China Daily (Hong Kong)

Taken to tusk: preserving the art of

Shuaya

- By YE ZIZHEN yezizhen@chinadaily.com.cn

Seeing Xue Qiaoping wearing a short jacket, a leather beret and a pink scarf, it is hard to imagine how she would look on stage with 10 tusks protruding from her mouth.

Xue is an exponent of shuaya, meaning “teeth play”, a highly unusual performanc­e that is part of pingdiao (flat tone), a local folk opera of Ningbo, Zhejiang province.

Before going on stage, actors insert tusks — which are about 6 to 8 centimeter­s long and taken from a male wild boar — into their mouths. The tusks are moved in and out using the mouth and tongue to reflect characters’ changes of emotions, as songs are sung and lines spoken.

“Teeth play” and face-changing in Sichuan Opera is together known as xiliandong­ya (“face in the West and teeth in the East”). Shuaya is just a part of pingdiao, which dates back to the 17th century and has about 400 tunes in its repertoire, and lyrics are sung in the local dialect. Traditiona­lly, the music is played with drums and bronze gongs, meaning a loud, noisy performanc­e, but contempora­ry recitals include stringed instrument­s such as the erhu, violin and cello.

The themes of the plays usually revolve around social ethics and family relationsh­ips.

Xue, 37, joined Ninghai Xiaobaihua Yueju Opera Troupe when she was 16, being taken on with nine other apprentice­s by Ye Quanmin, a fifth-generation exponent of the art.

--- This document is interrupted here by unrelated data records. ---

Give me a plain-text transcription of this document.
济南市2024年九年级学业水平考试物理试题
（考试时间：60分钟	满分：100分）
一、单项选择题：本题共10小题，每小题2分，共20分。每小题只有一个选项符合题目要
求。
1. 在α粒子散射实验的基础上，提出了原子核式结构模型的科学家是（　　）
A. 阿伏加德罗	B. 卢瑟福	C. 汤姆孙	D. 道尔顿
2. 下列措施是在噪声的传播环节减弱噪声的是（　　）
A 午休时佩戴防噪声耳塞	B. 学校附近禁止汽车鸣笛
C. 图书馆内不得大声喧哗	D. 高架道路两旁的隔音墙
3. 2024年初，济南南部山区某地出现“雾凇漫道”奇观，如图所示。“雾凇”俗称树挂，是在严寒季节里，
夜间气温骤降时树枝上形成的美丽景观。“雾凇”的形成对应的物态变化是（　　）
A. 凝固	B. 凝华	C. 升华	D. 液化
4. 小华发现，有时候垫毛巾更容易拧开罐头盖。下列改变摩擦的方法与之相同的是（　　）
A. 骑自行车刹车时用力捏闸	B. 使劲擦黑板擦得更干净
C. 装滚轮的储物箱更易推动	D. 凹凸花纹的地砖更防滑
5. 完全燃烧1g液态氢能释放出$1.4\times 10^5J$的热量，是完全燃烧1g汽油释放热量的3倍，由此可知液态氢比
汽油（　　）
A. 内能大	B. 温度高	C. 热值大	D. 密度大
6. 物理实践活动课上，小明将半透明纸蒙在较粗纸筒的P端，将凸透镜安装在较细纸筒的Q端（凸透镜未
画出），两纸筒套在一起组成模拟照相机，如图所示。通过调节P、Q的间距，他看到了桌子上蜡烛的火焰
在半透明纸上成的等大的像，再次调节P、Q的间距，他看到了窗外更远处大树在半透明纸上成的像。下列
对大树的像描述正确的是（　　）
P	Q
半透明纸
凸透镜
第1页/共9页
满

“It was very hard at first,” Xue says. “I started practicing with two teeth, and wore them almost all the time, except when I was eating or sleeping.”

Xue recalls that she lost around 5 kilograms because her mouth was sore and bleeding, which made it hard to eat. Neverthele­ss, she persevered in her training, eventually mastering the skill and becoming a frequent stage performer.

“Shuaya is our heritage and our treasure, and I feel it is my duty to play it well and to pass it on to others,” says Xue, who can now play with 10 teeth, and whose pingdiao performanc­es have taken her to Europe, the United States and Japan.

At a performanc­e in Aachen, Germany, which is a “sister city” of Ningbo, audiences seemed to recoil with fear, “frightened by my teeth”, Xue says.

Most of her performanc­es, however, take place in rural China and, during the recent Spring Festival holiday, she and her troupe appeared in shows at the cultural activity center of Jiujiang village, Ningbo, over three nights, much to the delight of locals, as well as relatives and friends of the actors.

The troupe performed one of the best-known pingdiao operas, Jinli- an Zhanjiao (“Jinlian fights the dragon”), which tells the story of a young woman who practices martial arts and takes on an evil dragon in an effort to save her fiance and maid.

Slaying dragons is one thing, but attracting audiences is another. Because pingdiao is a lot less popular than Yueju Opera, the exponents of pingdiao have to perform both forms of opera to survive financiall­y.

“If we want to stage a new play, the cost — including the design of the stage, costumes and script — can come to 1 million yuan ($149,352) and a troupe of our size just doesn’t have that kind of money,” says Tang Jiefei, head of Ninghai Xiaobaihua Yueju Opera Troupe.

As a way of broadening audience appeal, subtitles of the lyrics are now often shown on big screens near the stage.

“Pingdiao is a grassroots art form and should serve the public while continuing to develop based on its origins,” Tang says.

Because of its dramatic expression, its rich variety of tunes and the shuaya technique, pingdiao was added to the list of national intangible cultural heritage items in 2006.